RIP - Maria Schneider

Some sad news today, as word comes that Maria Schneider, who starred as Jeanne in the classic and controversial film Last Tango in Paris, has died. She was just 58 years old.

Schneider had started acting in films as early as 1969, but it wasn't until she co-starred with Marlon Brando in Bernardo Bertolucci's Last Tango in Paris that she became famous internationally. The story of Paul (Brando), who, after his wife's suicide, enters into an anonymous affair with a young French woman (Schneider) who is about to be married. It was immensely controversial for its frank and explicit sex scenes between Brando and the then 20 year old Schneider. It was loudly decried, and released with an X-rating. However, Brando's performance was celebrated for its brutal vulnerability and honesty.

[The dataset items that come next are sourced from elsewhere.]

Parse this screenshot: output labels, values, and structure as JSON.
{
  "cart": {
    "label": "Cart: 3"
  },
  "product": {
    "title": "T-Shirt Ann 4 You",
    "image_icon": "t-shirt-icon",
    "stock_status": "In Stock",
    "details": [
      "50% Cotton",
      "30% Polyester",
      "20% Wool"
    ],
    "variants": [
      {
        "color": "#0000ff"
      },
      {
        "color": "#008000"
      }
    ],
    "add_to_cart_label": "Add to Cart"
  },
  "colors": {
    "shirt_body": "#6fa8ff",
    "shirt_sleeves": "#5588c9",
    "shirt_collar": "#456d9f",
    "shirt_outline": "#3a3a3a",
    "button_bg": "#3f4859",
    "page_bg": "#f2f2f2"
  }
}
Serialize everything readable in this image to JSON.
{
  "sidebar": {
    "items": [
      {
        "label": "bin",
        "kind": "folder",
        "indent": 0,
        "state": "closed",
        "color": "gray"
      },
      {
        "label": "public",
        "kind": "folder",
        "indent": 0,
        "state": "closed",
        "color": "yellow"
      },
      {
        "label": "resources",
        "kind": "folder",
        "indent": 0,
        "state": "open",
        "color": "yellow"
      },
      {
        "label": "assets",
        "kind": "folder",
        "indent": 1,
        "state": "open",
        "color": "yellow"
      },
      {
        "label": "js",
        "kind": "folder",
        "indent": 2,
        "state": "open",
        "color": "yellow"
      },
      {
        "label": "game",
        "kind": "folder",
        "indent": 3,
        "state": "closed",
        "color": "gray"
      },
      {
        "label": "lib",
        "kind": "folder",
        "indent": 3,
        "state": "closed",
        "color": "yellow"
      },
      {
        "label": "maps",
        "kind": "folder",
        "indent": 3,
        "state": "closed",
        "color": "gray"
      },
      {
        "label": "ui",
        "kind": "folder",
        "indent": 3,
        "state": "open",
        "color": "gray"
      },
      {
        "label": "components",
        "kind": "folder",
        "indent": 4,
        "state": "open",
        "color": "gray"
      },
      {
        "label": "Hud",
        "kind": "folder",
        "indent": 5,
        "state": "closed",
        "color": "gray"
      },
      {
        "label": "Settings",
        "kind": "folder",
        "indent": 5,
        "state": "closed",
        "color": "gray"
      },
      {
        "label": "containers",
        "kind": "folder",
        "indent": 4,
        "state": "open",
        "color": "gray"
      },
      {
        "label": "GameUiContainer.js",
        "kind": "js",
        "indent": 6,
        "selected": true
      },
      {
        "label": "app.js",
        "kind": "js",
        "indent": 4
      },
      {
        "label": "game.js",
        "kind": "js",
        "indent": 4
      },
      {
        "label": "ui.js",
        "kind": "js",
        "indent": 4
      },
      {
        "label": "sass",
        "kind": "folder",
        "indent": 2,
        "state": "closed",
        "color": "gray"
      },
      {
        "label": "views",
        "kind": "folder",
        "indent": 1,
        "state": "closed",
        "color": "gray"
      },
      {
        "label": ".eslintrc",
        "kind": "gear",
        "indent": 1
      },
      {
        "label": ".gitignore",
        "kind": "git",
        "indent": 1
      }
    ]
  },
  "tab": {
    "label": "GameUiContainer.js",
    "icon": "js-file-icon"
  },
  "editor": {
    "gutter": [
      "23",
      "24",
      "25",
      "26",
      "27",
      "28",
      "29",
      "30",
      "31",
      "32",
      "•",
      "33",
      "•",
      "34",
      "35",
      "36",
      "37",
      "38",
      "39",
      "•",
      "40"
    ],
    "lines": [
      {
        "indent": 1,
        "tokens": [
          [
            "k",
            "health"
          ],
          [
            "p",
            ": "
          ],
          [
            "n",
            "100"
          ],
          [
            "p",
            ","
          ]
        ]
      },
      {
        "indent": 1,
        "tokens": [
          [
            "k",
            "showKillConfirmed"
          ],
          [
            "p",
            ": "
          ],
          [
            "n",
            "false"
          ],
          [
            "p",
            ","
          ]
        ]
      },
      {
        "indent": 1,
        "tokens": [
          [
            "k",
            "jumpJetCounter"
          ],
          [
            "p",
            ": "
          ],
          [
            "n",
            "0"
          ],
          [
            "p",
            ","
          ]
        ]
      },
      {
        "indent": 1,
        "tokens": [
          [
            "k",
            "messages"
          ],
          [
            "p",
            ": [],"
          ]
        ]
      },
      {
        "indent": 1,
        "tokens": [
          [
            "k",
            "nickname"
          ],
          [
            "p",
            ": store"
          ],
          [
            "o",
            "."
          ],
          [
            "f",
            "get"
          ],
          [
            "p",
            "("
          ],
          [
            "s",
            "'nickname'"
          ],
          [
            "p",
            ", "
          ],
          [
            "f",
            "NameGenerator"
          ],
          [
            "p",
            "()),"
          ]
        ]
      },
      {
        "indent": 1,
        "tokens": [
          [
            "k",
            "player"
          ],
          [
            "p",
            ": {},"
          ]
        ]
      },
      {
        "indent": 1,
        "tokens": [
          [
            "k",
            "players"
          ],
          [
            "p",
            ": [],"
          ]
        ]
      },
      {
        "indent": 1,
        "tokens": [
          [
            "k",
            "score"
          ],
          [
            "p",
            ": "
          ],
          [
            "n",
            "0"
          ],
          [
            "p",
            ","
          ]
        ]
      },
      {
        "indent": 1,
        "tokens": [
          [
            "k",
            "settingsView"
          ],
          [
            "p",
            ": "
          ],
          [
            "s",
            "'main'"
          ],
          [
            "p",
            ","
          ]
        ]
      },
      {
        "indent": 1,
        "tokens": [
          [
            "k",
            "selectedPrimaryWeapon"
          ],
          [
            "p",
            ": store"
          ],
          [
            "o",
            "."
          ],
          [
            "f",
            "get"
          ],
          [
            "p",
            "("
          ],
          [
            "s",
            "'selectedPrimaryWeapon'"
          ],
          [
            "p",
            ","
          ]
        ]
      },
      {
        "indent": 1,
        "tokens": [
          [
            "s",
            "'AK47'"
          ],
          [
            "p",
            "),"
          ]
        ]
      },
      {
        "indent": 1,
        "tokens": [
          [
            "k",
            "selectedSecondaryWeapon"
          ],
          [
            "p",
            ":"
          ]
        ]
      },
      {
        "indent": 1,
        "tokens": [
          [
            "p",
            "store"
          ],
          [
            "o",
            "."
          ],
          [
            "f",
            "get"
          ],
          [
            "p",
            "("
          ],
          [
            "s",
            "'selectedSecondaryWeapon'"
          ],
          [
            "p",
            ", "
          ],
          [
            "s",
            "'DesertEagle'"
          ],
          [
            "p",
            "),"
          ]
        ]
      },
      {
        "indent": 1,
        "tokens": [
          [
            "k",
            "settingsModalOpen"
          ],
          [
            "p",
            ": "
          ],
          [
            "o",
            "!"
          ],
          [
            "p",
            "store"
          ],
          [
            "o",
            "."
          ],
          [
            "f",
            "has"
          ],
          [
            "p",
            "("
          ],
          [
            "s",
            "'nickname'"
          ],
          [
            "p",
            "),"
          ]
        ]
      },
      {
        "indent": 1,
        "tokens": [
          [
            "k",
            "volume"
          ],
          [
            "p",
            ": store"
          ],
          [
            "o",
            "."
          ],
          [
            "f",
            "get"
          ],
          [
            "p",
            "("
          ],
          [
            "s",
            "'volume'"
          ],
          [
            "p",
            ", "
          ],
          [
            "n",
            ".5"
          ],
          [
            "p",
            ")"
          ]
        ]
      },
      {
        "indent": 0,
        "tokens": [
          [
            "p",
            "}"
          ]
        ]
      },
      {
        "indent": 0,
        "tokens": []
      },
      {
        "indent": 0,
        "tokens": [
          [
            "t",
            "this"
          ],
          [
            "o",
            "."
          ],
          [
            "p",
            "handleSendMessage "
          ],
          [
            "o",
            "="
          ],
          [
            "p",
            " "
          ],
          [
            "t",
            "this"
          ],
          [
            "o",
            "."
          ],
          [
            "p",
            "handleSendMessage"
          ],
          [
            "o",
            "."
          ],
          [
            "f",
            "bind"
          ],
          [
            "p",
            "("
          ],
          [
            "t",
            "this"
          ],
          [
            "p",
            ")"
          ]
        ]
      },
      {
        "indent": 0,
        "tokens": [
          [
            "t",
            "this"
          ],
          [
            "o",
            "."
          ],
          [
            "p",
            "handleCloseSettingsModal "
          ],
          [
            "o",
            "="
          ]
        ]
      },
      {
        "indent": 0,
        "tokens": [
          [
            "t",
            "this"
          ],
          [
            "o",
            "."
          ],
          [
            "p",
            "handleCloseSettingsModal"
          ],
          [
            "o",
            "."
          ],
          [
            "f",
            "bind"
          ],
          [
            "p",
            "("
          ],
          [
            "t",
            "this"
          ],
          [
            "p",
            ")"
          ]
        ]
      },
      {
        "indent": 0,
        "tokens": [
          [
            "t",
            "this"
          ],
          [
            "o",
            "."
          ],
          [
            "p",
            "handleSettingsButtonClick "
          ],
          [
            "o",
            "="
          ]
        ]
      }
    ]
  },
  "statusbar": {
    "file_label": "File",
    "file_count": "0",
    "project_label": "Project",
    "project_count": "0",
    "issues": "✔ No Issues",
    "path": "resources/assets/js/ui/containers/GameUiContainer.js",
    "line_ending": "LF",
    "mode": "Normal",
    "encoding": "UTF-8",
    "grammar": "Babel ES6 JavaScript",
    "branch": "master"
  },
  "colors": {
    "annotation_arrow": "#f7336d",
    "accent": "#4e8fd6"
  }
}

While Brando, and even Bertolucci to some degree, escaped relatively unscathed, Schneider took the brunt of a lot of the outrage. This situation was exacerbated once she revealed she was openly bisexual and that she was a user of cocaine, heroin, and marijuana. At the time, she spoke warmly of the experience of making the film, and of her relationship with Brando and Bertolucci. However, in the years that followed, she revealed that she felt manipulated and humiliated during the making of the film, and she said she considered Bertolucci to be "a gangster and a pimp". She remained friends with Brando for the rest of his life, but did comment that on set he wasn't terribly sensitive to how she felt at the time.

The experience and the furor surrounding it did lead to her gaining larger stardom. In 1975 she starred opposite Jack Nicholson in The Passenger, directed by Michelangelo Antonioni. In 1976, she was slated to star in the ill-fated Caligula, but walked off the set after she refused to do nudity. She checked herself into an institution in Rome. The years since Last Tango in Paris had taken their toll, and her drug addiction, combined with a suicide attempt, left her in a dangerous state.

By 1980, she had recovered, and she began working steadily in European films once again. She starred in films like A Woman Like Eve, Savage Nights and Jane Eyre throughout the 1980s and 1990s. Though she never reached the heights of stardom she achieved in the 1970s, she did seem to be happy with both her work and life.

Sadly, she had battled an unknown illness for some time, which eventually claimed her life.